Si hubo alguien que tuvo carácter en la familia esa fue sin duda mi abuela, una mujer que había forjado su temperamento durante la Gran Depresión, peleándose con quien fuese para sacar a la familia adelante. Porque el abuelo, que era un tarambana, aprovechó la coyuntura para dar rienda suelta a sus sueños de aventura con la excusa de marcharse en busca de trabajo, cuando en realidad, y según las escasas noticias que nos llegaron, se convirtió en uno de esos vagabundos que se dedicaban a recorrer el país en trenes de mercancías. Estaba claro que el abuelo era un zascandil, pero también la abuela tenía un genio de cuidado. Y cuando se ponía en esa postura, con los brazos en jarra, sus hijos, y nosotros, sus nietos, temblábamos, porque sabíamos que se avecinaba un rapapolvo.
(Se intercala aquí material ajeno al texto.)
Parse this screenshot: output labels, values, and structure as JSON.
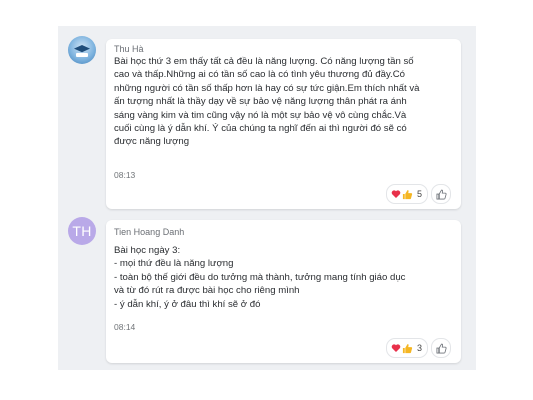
{
  "messages": [
    {
      "author": "Thu Hà",
      "avatar": "school-logo",
      "text": "Bài học thứ 3 em thấy tất cả đều là năng lượng. Có năng lượng tần số\ncao và thấp.Những ai có tần số cao là có tình yêu thương đủ đầy.Có\nnhững người có tần số thấp hơn là hay có sự tức giận.Em thích nhất và\nấn tượng nhất là thầy dạy về sự bảo vệ năng lượng thân phát ra ánh\nsáng vàng kim và tim cũng vậy nó là một sự bảo vệ vô cùng chắc.Và\ncuối cùng là ý dẫn khí. Ý của chúng ta nghĩ đến ai thì người đó sẽ có\nđược năng lượng",
      "time": "08:13",
      "reaction_icons": [
        "heart-icon",
        "thumbs-up-icon"
      ],
      "reaction_count": "5"
    },
    {
      "author": "Tien Hoang Danh",
      "avatar_initials": "TH",
      "text": "Bài học ngày 3:\n- mọi thứ đều là năng lượng\n- toàn bộ thế giới đều do tưởng mà thành, tưởng mang tính giáo dục\nvà từ đó rút ra được bài học cho riêng mình\n- ý dẫn khí, ý ở đâu thì khí sẽ ở đó",
      "time": "08:14",
      "reaction_icons": [
        "heart-icon",
        "thumbs-up-icon"
      ],
      "reaction_count": "3"
    }
  ],
  "colors": {
    "canvas_bg": "#eef0f3",
    "bubble_bg": "#ffffff",
    "avatar_th": "#b9a9e8",
    "heart": "#e8304a",
    "thumb": "#f5b622"
  }
}
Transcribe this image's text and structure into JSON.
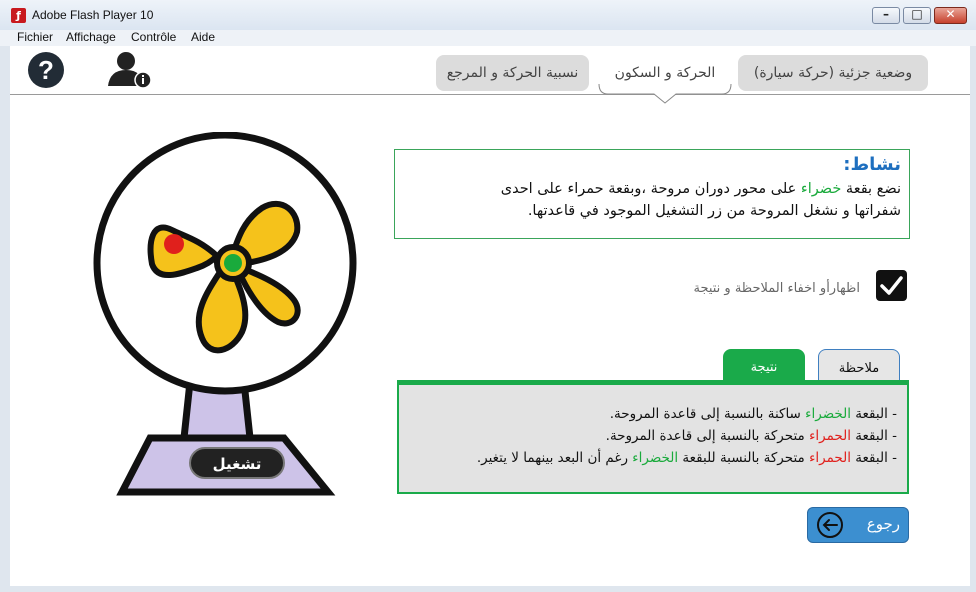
{
  "window": {
    "title": "Adobe Flash Player 10",
    "min": "0",
    "max": "1",
    "close": "r"
  },
  "menu": [
    "Fichier",
    "Affichage",
    "Contrôle",
    "Aide"
  ],
  "toolbar": {
    "help_glyph": "?"
  },
  "tabs": [
    {
      "label": "وضعية جزئية (حركة سيارة)",
      "active": false
    },
    {
      "label": "الحركة و السكون",
      "active": true
    },
    {
      "label": "نسبية الحركة و المرجع",
      "active": false
    }
  ],
  "activity": {
    "title": "نشاط:",
    "line1_a": "نضع بقعة ",
    "line1_green": "خضراء",
    "line1_b": " على محور دوران مروحة ،وبقعة حمراء على احدى",
    "line2": "شفراتها و نشغل المروحة من زر التشغيل الموجود في قاعدتها."
  },
  "toggle": {
    "label": "اظهارأو اخفاء الملاحظة و نتيجة",
    "checked": true
  },
  "subtabs": {
    "note": "ملاحظة",
    "result": "نتيجة"
  },
  "results": [
    {
      "a": "- البقعة ",
      "color_word": "الخضراء",
      "color": "green",
      "b": " ساكنة بالنسبة إلى قاعدة المروحة."
    },
    {
      "a": "- البقعة ",
      "color_word": "الحمراء",
      "color": "red",
      "b": " متحركة بالنسبة إلى قاعدة المروحة."
    },
    {
      "a": "- البقعة ",
      "color_word": "الحمراء",
      "color": "red",
      "b": " متحركة بالنسبة للبقعة ",
      "color_word2": "الخضراء",
      "c": " رغم أن البعد بينهما لا يتغير."
    }
  ],
  "fan": {
    "run_label": "تشغيل"
  },
  "back": {
    "label": "رجوع"
  },
  "colors": {
    "green": "#1aaa3c",
    "red": "#e0201c",
    "blue": "#1e6fbf",
    "blade": "#f5c21b",
    "base": "#cdc3e8"
  }
}
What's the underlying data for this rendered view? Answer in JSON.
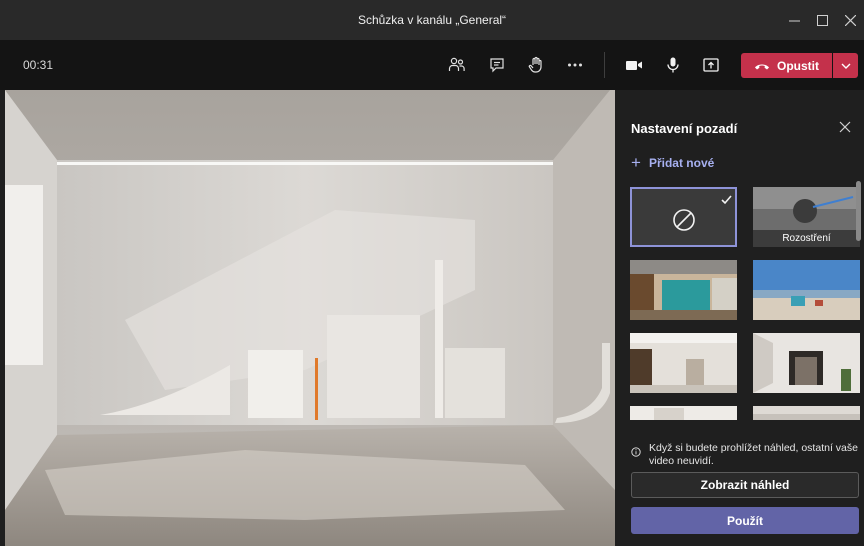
{
  "window": {
    "title": "Schůzka v kanálu „General“",
    "controls": [
      "minimize-icon",
      "maximize-icon",
      "close-icon"
    ]
  },
  "toolbar": {
    "timer": "00:31",
    "icons": [
      "participants-icon",
      "chat-icon",
      "raise-hand-icon",
      "more-options-icon",
      "camera-icon",
      "microphone-icon",
      "share-screen-icon"
    ],
    "leave_label": "Opustit",
    "leave_color": "#c4314b"
  },
  "panel": {
    "title": "Nastavení pozadí",
    "add_new_label": "Přidat nové",
    "blur_label": "Rozostření",
    "notice": "Když si budete prohlížet náhled, ostatní vaše video neuvidí.",
    "preview_label": "Zobrazit náhled",
    "apply_label": "Použít",
    "accent_color": "#6264a7"
  }
}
Por eso, aquel día, cuando desde la ventana vimos al señor Roberts, quien era el vendedor de enseres de cocina del pueblo, nos apostamos ante la ventana al percatarnos que la abuela se ponía en posición, marcando las distancias con su característica pose. Entonces la curiosidad se tornó en emoción, ya que sabíamos que ella, desde que el botarate de su marido la tomó el pelo para irse de aventuras, nunca se había fiado de nadie y menos de un vendedor, aunque fuese el Sr. Roberts a quien conocía desde que era un niño. Pero algo sucedió ese día cuando el Sr. Roberts desplegó todo su arsenal, porque fue la única vez que vimos a la abuela reblandecerse. Le compró varios cuchillos. Nunca habló de ello, pero yo siempre he supuesto que albergaba la esperanza de que el abuelo regresase algún día para rendirle cuentas.